A movement to keep the Australian Institute of Sport in Canberra is gathering steam, with a former CEO of the Australian Sports Commission questioning the "sense" of moving around the AIS in support of major events such as the Olympic Games.
Jim Ferguson, who is also a past president of ACT Rugby Union, is also backed by the federal opposition in concern about the new independent review into the ageing, partly run-down AIS and is urging the "national home of sport" to stay in the national capital.
The Albanese government has ordered a two-person, two and a half month review of the AIS that will consider what a recent AIS masterplan found was a $1 billion price tag, and an additional four-year relocation time frame, for moving the facility to south-east Queensland ahead of the 2032 Brisbane Olympics and Paralympics.
Mr Ferguson, who headed the Sports Commission from 1990 to 2000, has told The Canberra Times he thinks it "strange" to conduct a review after his former body knocked it back.
"My understanding is that the board of the Sports Commission has conducted a review and come up with a number of different options, and has come up with the conclusion that Canberra is the best option for the AIS," Mr Ferguson said.
"The board of the Sports Commission is appointed to run the Sports Commission, which includes the AIS. So I would have thought that, on that principle, they should be allowed to make those decisions."
The former commission head said the AIS should stay for several reasons and he looked forward to contributing to the review. He said it is a national institution and Canberra is an appropriate place for national institutions. He also said it has been extremely successful over the years and any move would be very expensive and reduce certainty for training athletes.
While the current AIS Bruce campus needs refurbishment, Mr Ferguson suggested areas such as athlete accommodation could be paid for by commercial means.
"It's all gonna cost money. Absolutely. And that's the problem because it was allowed to run down so badly. If that hadn't happened, we wouldn't be in this position," he said.
"But it's going to cost a lot less money to refurbish what is already there. It's not at all bad. Some of it is still actually quite good, but it will cost a lot more to relocate than to refurbish what's there."
Queensland officials have been lobbying to move the AIS for several years, garnering support from another former sports commission chairman John Wylie.
Mr Ferguson said he understands why the AIS should be associated with a home Games, but moving it does not "stack up".
"We have the Games in Sydney that the AIS was in Canberra. And we've done remarkably well at recent Olympic Games with the AIS in Canberra. So I don't think that makes any sense at all," he said.
"What happens if Victoria then gets an Olympic Games does it move it back to Victoria?"
Mr Ferguson joins former AOC President John Coates and Canberra figures such as Chief Minister Andrew Barr, independent ACT senator David Pocock, federal Labor MPs Andrew Leigh, David Smith and Alicia Payne in urging the AIS stays in the ACT despite the uncertainty of location raised by the new review.
The Opposition's infrastructure spokesperson, and former Minister for Sport, Bridget McKenzie also said she is "very, very passionate about Canberra being the home of the AIS".
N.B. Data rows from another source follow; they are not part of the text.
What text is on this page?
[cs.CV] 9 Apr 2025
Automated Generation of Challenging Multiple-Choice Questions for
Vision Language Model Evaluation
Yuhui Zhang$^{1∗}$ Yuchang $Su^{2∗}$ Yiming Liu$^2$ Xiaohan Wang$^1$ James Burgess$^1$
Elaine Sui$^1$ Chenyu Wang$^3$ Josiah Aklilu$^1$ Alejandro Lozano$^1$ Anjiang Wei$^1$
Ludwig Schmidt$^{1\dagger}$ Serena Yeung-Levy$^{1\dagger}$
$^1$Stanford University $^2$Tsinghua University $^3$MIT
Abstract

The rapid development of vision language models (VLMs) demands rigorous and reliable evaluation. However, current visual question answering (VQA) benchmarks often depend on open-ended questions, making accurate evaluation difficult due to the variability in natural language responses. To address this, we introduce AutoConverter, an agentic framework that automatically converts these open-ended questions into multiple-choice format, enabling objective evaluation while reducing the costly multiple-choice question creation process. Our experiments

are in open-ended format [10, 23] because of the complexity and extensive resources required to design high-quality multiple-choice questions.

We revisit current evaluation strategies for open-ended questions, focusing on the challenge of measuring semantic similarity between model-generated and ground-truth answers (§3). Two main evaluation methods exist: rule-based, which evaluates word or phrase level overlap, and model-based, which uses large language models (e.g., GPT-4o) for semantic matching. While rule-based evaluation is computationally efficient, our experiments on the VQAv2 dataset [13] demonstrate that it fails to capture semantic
"Does it need an upgrade? Absolutely. And it was something that Peter Conde, the former head of the AIS and I discussed regularly and began the draft planning work on," the Senator said.
"There is a lot of land out there. Which, if the ACT government was of a mind to actually look at how to use that land, how to value capture that land over decades to come, those car parks become very, very expensive plots of land for housing.
"That money could then be used to not just have a great new stadium in the heart of Canberra for the Raiders, but also our fabulous elite athletes to have a state-of-the-art training facility."
The Opposition's spokesperson for sport Anne Ruston has accused the Albanese government of creating an "unnecessary political distraction".
"It is ridiculous that the government thinks now is the right time to be doing a review into the role and location of the Australian Institute of Sport," she said.
"The priority for both the AIS and the government should be fighting for an Australian solution to the 2026 Commonwealth Games, and ensuring our athletes are supported as they prepare for the 2032 Brisbane Olympic and Paralympic Games."
The review is due to deliver its report before the end of the year with options for consideration by government.